ECLI:NL:GHSHE:2019:3260
Gerechtshof 's-Hertogenbosch
- Wraking
- Rechtspraak.nl
Afwijzing wrakingsverzoek tegen raadsheren van het gerechtshof 's-Hertogenbosch
In deze zaak heeft de wrakingskamer van het gerechtshof 's-Hertogenbosch op 9 september 2019 uitspraak gedaan over een wrakingsverzoek van een verzoeker tegen de raadsheren mr. P.Th.
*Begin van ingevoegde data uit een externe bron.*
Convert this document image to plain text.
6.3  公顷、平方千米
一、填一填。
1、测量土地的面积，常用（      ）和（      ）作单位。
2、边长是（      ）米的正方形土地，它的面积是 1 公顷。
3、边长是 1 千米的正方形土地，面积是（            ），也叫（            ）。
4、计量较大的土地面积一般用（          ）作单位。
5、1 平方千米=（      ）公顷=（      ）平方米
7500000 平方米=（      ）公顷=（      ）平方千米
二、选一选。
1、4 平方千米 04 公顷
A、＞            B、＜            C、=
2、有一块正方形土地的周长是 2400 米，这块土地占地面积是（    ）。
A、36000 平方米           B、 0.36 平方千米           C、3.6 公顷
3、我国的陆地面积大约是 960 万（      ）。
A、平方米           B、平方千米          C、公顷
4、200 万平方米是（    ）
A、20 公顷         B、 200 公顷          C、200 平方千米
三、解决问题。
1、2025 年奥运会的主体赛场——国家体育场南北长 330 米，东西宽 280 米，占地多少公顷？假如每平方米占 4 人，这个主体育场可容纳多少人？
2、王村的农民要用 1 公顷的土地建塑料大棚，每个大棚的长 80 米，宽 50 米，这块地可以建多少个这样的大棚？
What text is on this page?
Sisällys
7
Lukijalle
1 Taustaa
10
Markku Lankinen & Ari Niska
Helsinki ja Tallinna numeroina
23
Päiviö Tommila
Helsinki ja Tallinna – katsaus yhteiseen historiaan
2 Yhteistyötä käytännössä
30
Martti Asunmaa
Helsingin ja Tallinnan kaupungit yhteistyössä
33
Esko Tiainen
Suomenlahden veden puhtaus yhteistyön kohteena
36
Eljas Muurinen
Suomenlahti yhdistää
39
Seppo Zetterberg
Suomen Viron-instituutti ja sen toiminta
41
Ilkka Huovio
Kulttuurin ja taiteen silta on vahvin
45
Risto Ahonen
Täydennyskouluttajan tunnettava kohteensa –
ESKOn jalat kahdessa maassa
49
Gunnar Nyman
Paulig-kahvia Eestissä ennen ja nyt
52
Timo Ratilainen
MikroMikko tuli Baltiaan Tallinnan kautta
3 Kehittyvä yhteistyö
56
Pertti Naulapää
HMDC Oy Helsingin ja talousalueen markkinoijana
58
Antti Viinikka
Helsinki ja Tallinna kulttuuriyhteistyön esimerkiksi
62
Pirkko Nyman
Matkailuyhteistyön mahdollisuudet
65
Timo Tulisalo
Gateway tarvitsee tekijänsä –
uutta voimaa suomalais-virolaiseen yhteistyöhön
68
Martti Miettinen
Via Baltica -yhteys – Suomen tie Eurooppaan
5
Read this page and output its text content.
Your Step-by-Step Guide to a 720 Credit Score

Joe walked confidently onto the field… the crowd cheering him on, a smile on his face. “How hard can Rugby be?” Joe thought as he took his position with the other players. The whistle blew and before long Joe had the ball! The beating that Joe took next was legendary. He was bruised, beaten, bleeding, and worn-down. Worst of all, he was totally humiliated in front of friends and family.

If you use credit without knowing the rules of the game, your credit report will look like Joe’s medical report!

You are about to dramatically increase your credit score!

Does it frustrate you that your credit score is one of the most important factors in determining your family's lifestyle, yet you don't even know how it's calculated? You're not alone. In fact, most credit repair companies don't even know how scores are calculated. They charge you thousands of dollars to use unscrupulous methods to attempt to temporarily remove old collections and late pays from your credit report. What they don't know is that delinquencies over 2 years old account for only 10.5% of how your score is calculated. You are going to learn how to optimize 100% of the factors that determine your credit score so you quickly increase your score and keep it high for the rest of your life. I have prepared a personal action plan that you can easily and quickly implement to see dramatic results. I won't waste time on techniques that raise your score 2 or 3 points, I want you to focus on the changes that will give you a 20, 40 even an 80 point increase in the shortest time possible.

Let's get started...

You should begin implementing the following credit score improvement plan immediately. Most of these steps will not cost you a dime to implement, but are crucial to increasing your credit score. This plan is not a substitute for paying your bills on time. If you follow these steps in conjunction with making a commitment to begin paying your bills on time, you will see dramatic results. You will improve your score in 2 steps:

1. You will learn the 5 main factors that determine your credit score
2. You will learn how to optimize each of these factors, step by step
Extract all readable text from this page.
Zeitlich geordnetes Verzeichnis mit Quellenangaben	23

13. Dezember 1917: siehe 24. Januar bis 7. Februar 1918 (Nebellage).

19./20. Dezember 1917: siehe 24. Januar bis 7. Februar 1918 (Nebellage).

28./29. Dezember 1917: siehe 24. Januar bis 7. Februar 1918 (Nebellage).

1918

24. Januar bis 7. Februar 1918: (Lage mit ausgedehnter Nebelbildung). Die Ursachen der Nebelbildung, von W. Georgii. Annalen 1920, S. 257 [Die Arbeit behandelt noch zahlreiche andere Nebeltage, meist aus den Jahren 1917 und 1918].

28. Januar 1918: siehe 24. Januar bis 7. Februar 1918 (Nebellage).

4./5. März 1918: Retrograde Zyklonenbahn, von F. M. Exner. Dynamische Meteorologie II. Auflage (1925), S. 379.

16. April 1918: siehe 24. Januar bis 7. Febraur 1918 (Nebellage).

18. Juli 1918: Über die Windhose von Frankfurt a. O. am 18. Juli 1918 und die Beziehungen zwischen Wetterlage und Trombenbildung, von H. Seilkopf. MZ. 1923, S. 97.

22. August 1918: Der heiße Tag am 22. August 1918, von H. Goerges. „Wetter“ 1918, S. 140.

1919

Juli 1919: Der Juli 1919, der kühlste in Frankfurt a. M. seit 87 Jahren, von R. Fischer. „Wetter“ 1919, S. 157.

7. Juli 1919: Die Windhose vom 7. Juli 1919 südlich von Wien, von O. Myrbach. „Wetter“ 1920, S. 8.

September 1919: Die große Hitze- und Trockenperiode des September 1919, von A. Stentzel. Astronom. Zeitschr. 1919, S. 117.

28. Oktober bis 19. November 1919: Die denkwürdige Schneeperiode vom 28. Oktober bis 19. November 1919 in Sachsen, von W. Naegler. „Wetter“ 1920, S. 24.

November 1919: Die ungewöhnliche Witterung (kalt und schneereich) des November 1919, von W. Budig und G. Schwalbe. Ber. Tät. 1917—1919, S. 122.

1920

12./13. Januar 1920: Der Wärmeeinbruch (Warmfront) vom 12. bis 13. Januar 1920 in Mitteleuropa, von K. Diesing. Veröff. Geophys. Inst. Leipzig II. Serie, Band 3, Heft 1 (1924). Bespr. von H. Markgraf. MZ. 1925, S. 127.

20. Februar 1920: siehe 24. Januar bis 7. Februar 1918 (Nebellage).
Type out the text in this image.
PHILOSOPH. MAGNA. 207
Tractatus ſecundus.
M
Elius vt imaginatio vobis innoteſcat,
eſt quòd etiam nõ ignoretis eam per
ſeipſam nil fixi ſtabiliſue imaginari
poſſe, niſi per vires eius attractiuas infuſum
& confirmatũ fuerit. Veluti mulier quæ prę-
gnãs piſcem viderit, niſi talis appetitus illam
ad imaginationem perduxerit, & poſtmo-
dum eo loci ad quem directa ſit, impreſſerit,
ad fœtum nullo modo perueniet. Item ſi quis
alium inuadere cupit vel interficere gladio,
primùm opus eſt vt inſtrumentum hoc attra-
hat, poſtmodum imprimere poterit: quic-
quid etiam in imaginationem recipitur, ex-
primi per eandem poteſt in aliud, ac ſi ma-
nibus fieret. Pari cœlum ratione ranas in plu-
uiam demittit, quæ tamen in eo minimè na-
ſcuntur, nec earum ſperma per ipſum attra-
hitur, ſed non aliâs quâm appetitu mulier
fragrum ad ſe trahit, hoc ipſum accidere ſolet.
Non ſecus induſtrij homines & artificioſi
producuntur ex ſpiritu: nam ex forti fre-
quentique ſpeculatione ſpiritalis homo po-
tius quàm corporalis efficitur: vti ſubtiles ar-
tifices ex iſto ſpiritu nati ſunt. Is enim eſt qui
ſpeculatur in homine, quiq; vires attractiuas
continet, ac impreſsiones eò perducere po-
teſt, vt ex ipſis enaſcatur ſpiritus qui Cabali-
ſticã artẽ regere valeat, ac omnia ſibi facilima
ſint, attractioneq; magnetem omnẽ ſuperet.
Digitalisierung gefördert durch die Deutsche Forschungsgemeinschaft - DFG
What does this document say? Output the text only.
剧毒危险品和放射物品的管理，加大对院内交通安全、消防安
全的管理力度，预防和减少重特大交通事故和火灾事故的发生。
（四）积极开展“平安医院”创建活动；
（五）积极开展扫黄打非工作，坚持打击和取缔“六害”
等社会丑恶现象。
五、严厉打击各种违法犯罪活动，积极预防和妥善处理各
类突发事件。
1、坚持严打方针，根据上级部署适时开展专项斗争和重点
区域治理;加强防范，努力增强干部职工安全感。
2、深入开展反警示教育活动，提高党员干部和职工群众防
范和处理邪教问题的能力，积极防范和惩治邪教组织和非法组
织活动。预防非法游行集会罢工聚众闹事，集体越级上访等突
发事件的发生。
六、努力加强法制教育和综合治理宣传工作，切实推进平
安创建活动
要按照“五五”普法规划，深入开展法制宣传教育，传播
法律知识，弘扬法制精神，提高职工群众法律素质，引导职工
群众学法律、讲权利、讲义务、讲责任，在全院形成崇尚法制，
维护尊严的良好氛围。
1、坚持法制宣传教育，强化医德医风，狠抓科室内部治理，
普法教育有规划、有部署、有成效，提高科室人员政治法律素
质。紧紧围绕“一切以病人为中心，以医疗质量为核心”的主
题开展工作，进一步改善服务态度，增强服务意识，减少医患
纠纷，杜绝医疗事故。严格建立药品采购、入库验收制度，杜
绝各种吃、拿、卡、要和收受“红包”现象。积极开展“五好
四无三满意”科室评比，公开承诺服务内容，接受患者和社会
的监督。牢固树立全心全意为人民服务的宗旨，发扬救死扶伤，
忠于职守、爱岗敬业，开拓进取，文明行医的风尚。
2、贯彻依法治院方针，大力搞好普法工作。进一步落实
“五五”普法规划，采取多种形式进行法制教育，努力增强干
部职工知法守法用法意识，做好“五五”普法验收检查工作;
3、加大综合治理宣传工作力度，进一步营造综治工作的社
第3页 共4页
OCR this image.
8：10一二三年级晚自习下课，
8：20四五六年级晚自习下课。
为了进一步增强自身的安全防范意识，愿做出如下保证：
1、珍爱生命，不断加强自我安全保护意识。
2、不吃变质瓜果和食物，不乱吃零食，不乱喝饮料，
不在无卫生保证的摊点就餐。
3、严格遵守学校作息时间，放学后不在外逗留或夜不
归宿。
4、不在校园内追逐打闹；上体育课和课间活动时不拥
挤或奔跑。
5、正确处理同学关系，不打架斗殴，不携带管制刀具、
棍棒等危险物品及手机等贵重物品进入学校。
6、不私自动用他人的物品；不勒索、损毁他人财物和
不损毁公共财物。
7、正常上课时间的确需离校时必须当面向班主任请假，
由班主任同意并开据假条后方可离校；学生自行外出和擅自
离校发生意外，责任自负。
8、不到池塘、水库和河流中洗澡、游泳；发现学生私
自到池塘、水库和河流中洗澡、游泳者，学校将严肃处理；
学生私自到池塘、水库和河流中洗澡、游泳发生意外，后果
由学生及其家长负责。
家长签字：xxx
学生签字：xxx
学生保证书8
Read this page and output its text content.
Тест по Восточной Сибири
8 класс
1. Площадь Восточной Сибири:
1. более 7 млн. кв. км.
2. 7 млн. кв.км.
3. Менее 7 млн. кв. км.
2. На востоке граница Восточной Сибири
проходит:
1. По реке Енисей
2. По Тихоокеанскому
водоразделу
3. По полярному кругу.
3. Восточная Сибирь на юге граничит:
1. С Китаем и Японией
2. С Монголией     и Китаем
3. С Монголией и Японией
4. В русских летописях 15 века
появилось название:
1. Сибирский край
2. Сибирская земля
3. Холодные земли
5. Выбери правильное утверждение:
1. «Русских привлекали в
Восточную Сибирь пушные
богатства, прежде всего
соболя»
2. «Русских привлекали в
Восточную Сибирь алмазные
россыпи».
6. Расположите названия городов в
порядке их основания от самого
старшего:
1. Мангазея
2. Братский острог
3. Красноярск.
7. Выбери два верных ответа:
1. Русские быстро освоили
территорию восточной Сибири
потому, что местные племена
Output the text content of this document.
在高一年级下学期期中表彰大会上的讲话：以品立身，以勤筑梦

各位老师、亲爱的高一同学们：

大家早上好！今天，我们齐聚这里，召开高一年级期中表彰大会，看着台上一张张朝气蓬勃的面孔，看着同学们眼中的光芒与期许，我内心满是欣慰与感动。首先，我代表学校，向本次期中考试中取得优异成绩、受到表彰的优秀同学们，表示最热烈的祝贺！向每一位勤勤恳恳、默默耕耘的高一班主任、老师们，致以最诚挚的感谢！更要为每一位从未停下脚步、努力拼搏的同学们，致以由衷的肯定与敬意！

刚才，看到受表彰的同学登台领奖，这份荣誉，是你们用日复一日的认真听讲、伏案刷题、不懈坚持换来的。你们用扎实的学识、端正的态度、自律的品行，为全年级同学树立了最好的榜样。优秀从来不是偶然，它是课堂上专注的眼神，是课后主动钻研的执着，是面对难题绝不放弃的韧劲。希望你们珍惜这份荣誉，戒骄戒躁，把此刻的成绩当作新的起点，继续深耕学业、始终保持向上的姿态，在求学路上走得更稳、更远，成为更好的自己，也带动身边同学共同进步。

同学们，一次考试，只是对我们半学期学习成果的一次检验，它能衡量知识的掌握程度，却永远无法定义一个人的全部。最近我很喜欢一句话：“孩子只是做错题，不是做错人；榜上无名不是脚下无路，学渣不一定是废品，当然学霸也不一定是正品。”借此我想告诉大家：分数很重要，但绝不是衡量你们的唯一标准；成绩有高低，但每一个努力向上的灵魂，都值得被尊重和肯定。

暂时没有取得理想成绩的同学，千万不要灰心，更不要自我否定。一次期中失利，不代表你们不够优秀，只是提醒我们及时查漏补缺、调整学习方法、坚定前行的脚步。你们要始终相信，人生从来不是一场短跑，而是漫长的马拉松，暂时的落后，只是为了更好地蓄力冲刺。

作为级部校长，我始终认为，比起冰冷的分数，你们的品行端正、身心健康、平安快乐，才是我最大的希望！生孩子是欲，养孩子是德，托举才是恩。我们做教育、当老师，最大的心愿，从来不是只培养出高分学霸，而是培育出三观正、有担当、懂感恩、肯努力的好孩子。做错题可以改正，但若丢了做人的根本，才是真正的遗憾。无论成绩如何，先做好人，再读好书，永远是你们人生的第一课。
Gründemann, mr. R.A.Th.M. Dekkers en mr. M.E.F.H. van Erve. Het wrakingsverzoek was ingediend naar aanleiding van een beklagprocedure die door de beklagkamer van het hof was behandeld. De verzoeker had in zijn klaagschrift verzocht om de vervolging van diverse politieambtenaren en het Openbaar Ministerie, maar de advocaat-generaal had geadviseerd om verzoeker niet-ontvankelijk te verklaren. De beklagkamer had vervolgens besloten de zaak zonder nader onderzoek af te doen, wat leidde tot de wrakingsprocedure.
De wrakingskamer oordeelde dat er geen aanwijzingen waren voor vooringenomenheid van de raadsheren. De beslissing om de beklagzaak zonder nader onderzoek af te doen, werd beschouwd als een rechterlijke tussenbeslissing, waartegen geen wraking kan worden ingediend. De wrakingskamer benadrukte dat de raadsheren uit hoofde van hun aanstelling vermoed worden onpartijdig te zijn, en dat verzoeker niet voldoende feiten had aangedragen die zouden wijzen op een schending van dit beginsel. De wrakingskamer wees het verzoek tot wraking af en bepaalde dat de beklagprocedure voortgezet zou worden in de stand waarin deze zich bevond ten tijde van het wrakingsverzoek.